Der Schmetterlingseffekt: Der Schmetterlingseffekt ist Teil der Chaostheorie und besagt, dass noch so kleine Änderungen in einem komplexen System langfristig zu einem völlig anderem Ergebnis führen können. Wenn wir auf dem Weg zur Arbeit einen Hundewelpen streicheln, fliegt vielleicht eine Wespe über unseren Kopf, die uns eigentlich stechen sollte. Dadurch müssen wir nicht ins Krankenhaus, wodurch unser theoretischer Taxifahrer uns nicht dorthin bringt, auf dem Rückweg keinen Auffahrunfall baut und so niemals die Liebe seines Lebens kennen lernt.

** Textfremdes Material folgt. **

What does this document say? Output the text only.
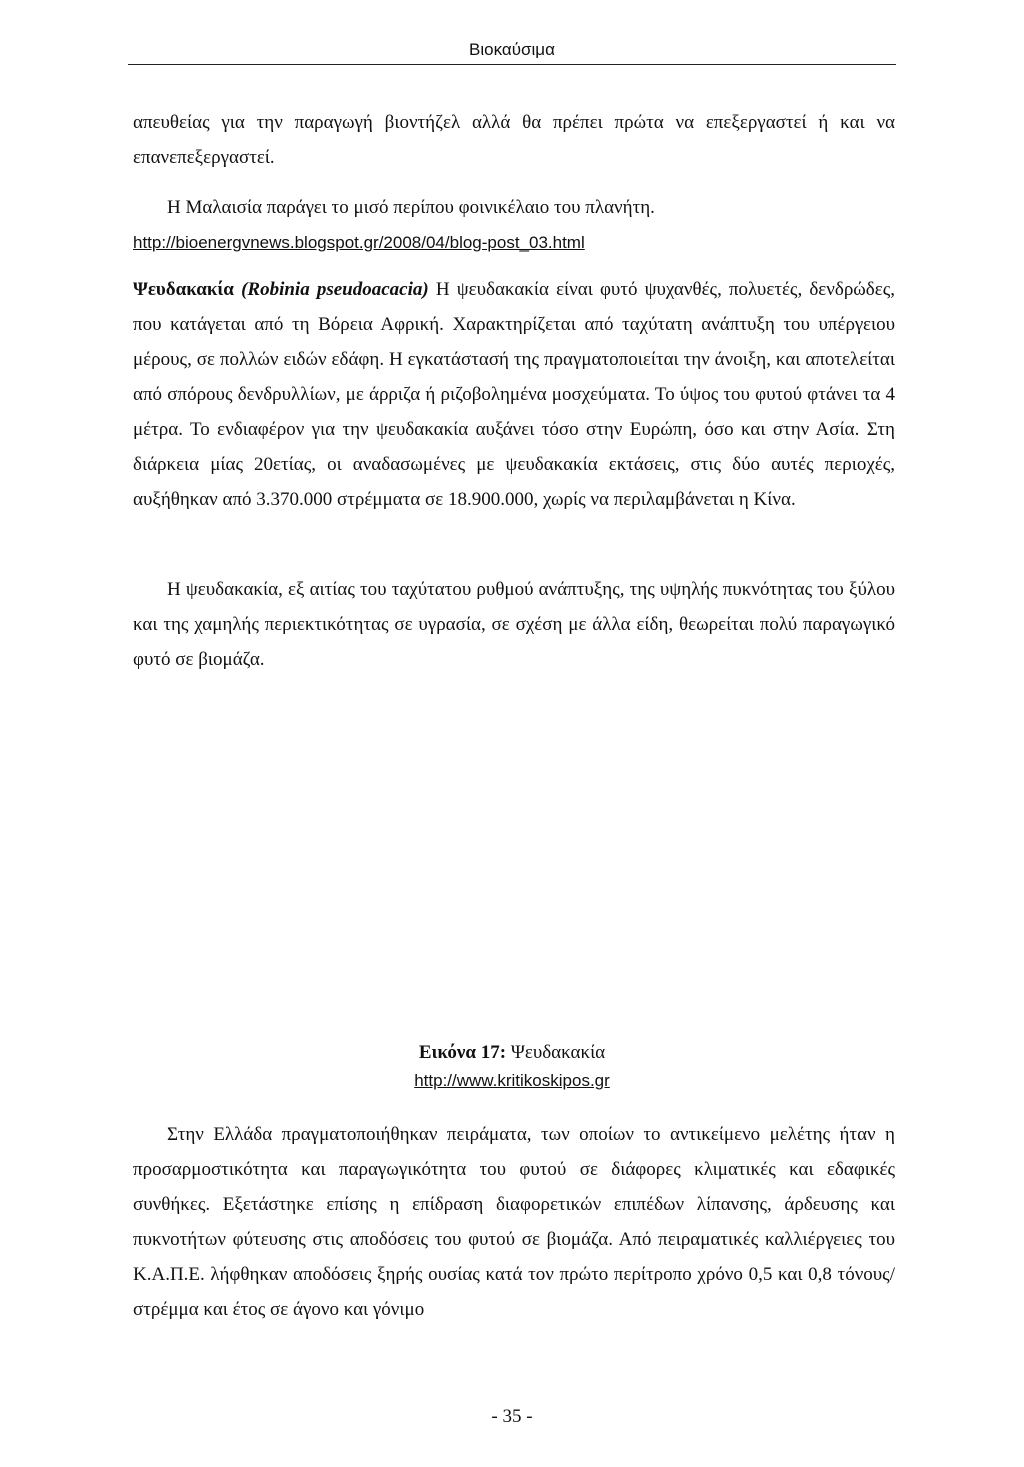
Βιοκαύσιμα

απευθείας για την παραγωγή βιοντήζελ αλλά θα πρέπει πρώτα να επεξεργαστεί ή και να επανεπεξεργαστεί.

Η Μαλαισία παράγει το μισό περίπου φοινικέλαιο του πλανήτη.
http://bioenergvnews.blogspot.gr/2008/04/blog-post_03.html

Ψευδακακία (Robinia pseudoacacia) Η ψευδακακία είναι φυτό ψυχανθές, πολυετές, δενδρώδες, που κατάγεται από τη Βόρεια Αφρική. Χαρακτηρίζεται από ταχύτατη ανάπτυξη του υπέργειου μέρους, σε πολλών ειδών εδάφη. Η εγκατάστασή της πραγματοποιείται την άνοιξη, και αποτελείται από σπόρους δενδρυλλίων, με άρριζα ή ριζοβολημένα μοσχεύματα. Το ύψος του φυτού φτάνει τα 4 μέτρα. Το ενδιαφέρον για την ψευδακακία αυξάνει τόσο στην Ευρώπη, όσο και στην Ασία. Στη διάρκεια μίας 20ετίας, οι αναδασωμένες με ψευδακακία εκτάσεις, στις δύο αυτές περιοχές, αυξήθηκαν από 3.370.000 στρέμματα σε 18.900.000, χωρίς να περιλαμβάνεται η Κίνα.

Η ψευδακακία, εξ αιτίας του ταχύτατου ρυθμού ανάπτυξης, της υψηλής πυκνότητας του ξύλου και της χαμηλής περιεκτικότητας σε υγρασία, σε σχέση με άλλα είδη, θεωρείται πολύ παραγωγικό φυτό σε βιομάζα.

Εικόνα 17: Ψευδακακία
http://www.kritikoskipos.gr

Στην Ελλάδα πραγματοποιήθηκαν πειράματα, των οποίων το αντικείμενο μελέτης ήταν η προσαρμοστικότητα και παραγωγικότητα του φυτού σε διάφορες κλιματικές και εδαφικές συνθήκες. Εξετάστηκε επίσης η επίδραση διαφορετικών επιπέδων λίπανσης, άρδευσης και πυκνοτήτων φύτευσης στις αποδόσεις του φυτού σε βιομάζα. Από πειραματικές καλλιέργειες του Κ.Α.Π.Ε. λήφθηκαν αποδόσεις ξηρής ουσίας κατά τον πρώτο περίτροπο χρόνο 0,5 και 0,8 τόνους/ στρέμμα και έτος σε άγονο και γόνιμο

- 35 -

Je komplexer das System, desto weiter können wir dieses Szenario fortspinnen. Dabei können die Änderungen extrem sein (ein Leben in Einsamkeit für den Taxifahrer, der deswegen nie Präsident wird) oder nur marginal (Wir bleiben beim Welpen und nehmen eine Ubahn später zur Arbeit). Das gleiche wird auch in Until Dawn verfolgt. Ashley lässt Matt sehen, wie Matts Freundin mit ihrem Ex flirtet, Matt fängt einen Streit mit besagtem Ex an. Der Ex und seine neue Freundin verlassen das Haus und laufen dem Mörder in die Arme. Wenn wir Matt zu Anfang abgelenkt oder gar nicht ins Fernglas geschaut hätten, wäre das alles vielleicht nie passiert.

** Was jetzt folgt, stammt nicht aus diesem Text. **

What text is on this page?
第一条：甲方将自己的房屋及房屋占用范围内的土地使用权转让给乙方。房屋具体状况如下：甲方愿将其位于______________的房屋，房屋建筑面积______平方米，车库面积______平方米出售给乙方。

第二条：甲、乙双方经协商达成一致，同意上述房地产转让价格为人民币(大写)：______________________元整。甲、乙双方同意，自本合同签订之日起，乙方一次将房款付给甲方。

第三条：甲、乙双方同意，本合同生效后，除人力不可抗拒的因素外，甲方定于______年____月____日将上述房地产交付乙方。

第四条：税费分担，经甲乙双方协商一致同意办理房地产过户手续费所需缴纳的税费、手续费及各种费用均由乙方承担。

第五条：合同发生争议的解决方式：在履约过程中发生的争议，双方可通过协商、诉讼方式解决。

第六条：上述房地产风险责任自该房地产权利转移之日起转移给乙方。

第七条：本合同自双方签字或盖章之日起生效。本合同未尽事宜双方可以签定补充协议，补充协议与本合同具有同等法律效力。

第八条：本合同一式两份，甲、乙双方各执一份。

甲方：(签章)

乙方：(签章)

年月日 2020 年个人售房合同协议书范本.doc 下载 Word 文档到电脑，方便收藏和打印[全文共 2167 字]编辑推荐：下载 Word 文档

Warnung: der folgende Absatz enthält Spoiler
Anders als bei Heavy Rain müssen wir uns zu Anfang auch nicht rasieren oder zur Toilette gehen. Zwar öffnen wir immer noch Türen oder drehen Gegenstände, um sie genauer zu inspizieren, Zähne putzen wir allerdings nicht mehr. Dafür können wir rennen und sogar schießen. Vorausgesetzt, wir haben eine Waffe was, ganz nach Horrorfilmgesetz, nicht sehr oft der Fall ist. Und auch nicht immer etwas Gutes. In einer Szene haben wir eine Waffe, allerdings müssen wir uns dann entscheiden, ob wir uns oder unsere Freundin damit töten wollen. Der maskierte Bösewicht ist nämlich ganz schön kreativ, wenn er einmal in Fahrt gekommen ist.

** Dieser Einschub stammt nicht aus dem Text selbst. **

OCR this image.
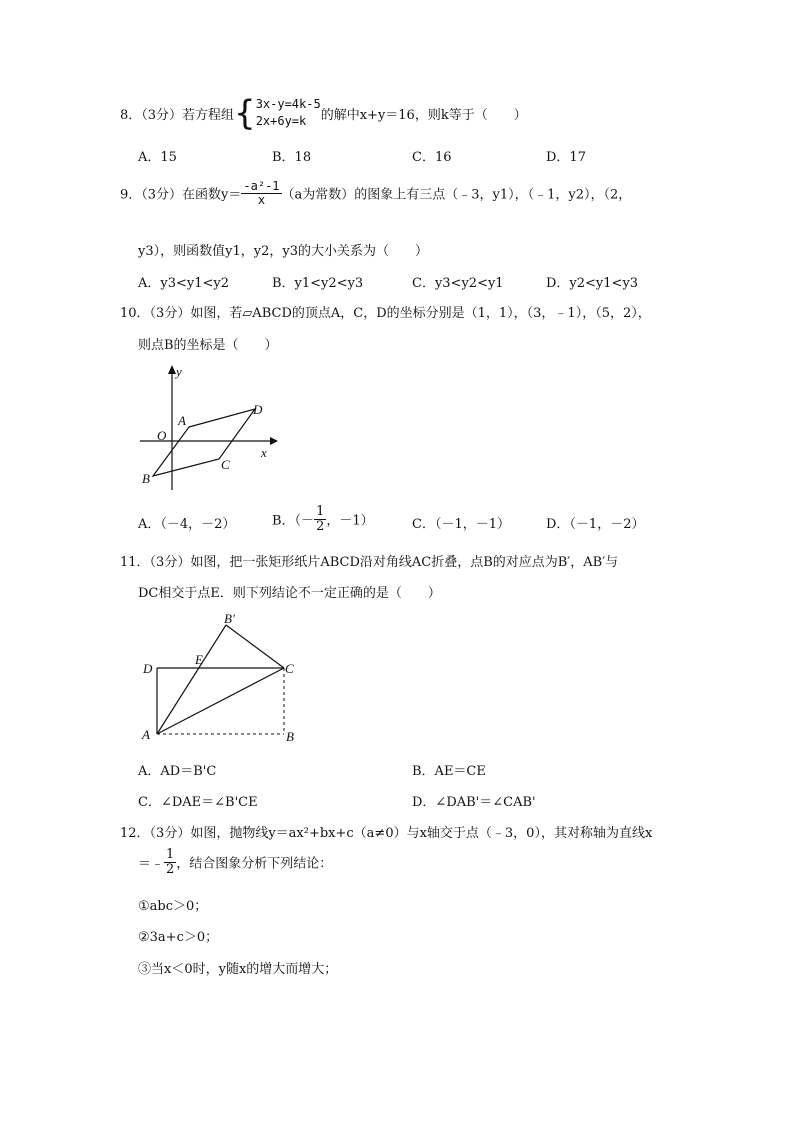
8．（3分）若方程组{3x-y=4k-5
2x+6y=k 的解中x+y＝16，则k等于（　　）
A．15	B．18	C．16	D．17
9．（3分）在函数$y= \frac{\text{-a²-1}}{x} (a$为常数）的图象上有三点（﹣3，y1），（﹣1，y2），（2，
y3），则函数值y1，y2，y3的大小关系为（　　）
A．y3<y1<y2	B．y1<y2<y3	C．y3<y2<y1	D．y2<y1<y3
10．（3分）如图，若▱ABCD的顶点A，C，D的坐标分别是（1，1），（3，﹣1），（5，2），
则点B的坐标是（　　）
y
x
O
A
B
C
D
A．（－4，－2）	B．（－ $\frac{1}{2}$ ，－1）	C．（－1，－1）	D．（－1，－2）
11．（3分）如图，把一张矩形纸片ABCD沿对角线AC折叠，点B的对应点为B′，AB′与
DC相交于点E．则下列结论不一定正确的是（　　）
B'
D
E
C
A	B
A．AD＝B'C	B．AE＝CE
C．∠DAE＝∠B'CE	D．∠DAB'＝∠CAB'
12．（3分）如图，抛物线y＝ax²+bx+c（a≠0）与x轴交于点（﹣3，0），其对称轴为直线x
＝﹣ $\frac{1}{2}$ ，结合图象分析下列结论：
①abc＞0；
②3a+c＞0；
③当x＜0时，y随x的增大而增大；
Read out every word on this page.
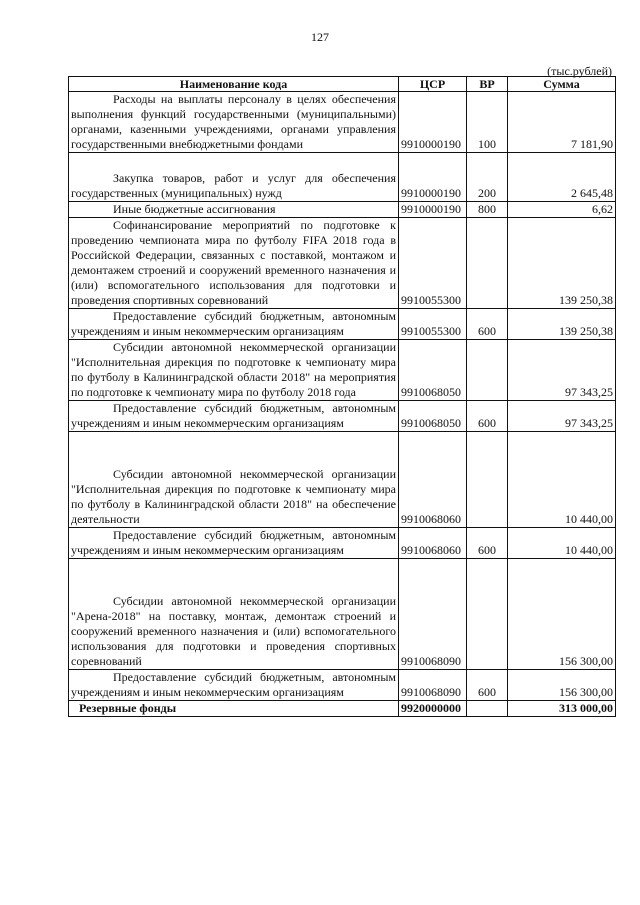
127
(тыс.рублей)
Наименование кода	ЦСР	ВР	Сумма
Расходы на выплаты персоналу в целях обеспечения выполнения функций государственными (муниципальными) органами, казенными учреждениями, органами управления государственными внебюджетными фондами	9910000190	100	7 181,90
Закупка товаров, работ и услуг для обеспечения государственных (муниципальных) нужд	9910000190	200	2 645,48
Иные бюджетные ассигнования	9910000190	800	6,62
Софинансирование мероприятий по подготовке к проведению чемпионата мира по футболу FIFA 2018 года в Российской Федерации, связанных с поставкой, монтажом и демонтажем строений и сооружений временного назначения и (или) вспомогательного использования для подготовки и проведения спортивных соревнований	9910055300		139 250,38
Предоставление субсидий бюджетным, автономным учреждениям и иным некоммерческим организациям	9910055300	600	139 250,38
Субсидии автономной некоммерческой организации "Исполнительная дирекция по подготовке к чемпионату мира по футболу в Калининградской области 2018" на мероприятия по подготовке к чемпионату мира по футболу 2018 года	9910068050		97 343,25
Предоставление субсидий бюджетным, автономным учреждениям и иным некоммерческим организациям	9910068050	600	97 343,25
Субсидии автономной некоммерческой организации "Исполнительная дирекция по подготовке к чемпионату мира по футболу в Калининградской области 2018" на обеспечение деятельности	9910068060		10 440,00
Предоставление субсидий бюджетным, автономным учреждениям и иным некоммерческим организациям	9910068060	600	10 440,00
Субсидии автономной некоммерческой организации "Арена-2018" на поставку, монтаж, демонтаж строений и сооружений временного назначения и (или) вспомогательного использования для подготовки и проведения спортивных соревнований	9910068090		156 300,00
Предоставление субсидий бюджетным, автономным учреждениям и иным некоммерческим организациям	9910068090	600	156 300,00
Резервные фонды	9920000000		313 000,00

Während zu Anfang vor allem die Beziehungen der Teenager zueinander im Vordergrund stehen und der Killer nur ab und an im Hintergrund zu sehen ist, inszeniert er im Laufe des Spiels mit Kameras, Mikrofonen und Flammenwerfer sein eigenes kleines Horrorkabinett. Zwei der Teenager verschleppt er beispielsweise in einen Keller, nur um einen weiteren darüber entscheiden zu lassen, welcher seiner Freunde mit einem Sägeblatt halbiert wird. Kindheitsfreund oder wahre Liebe? Wir entscheiden uns für die Liebe, und schon ist es wieder einer weniger.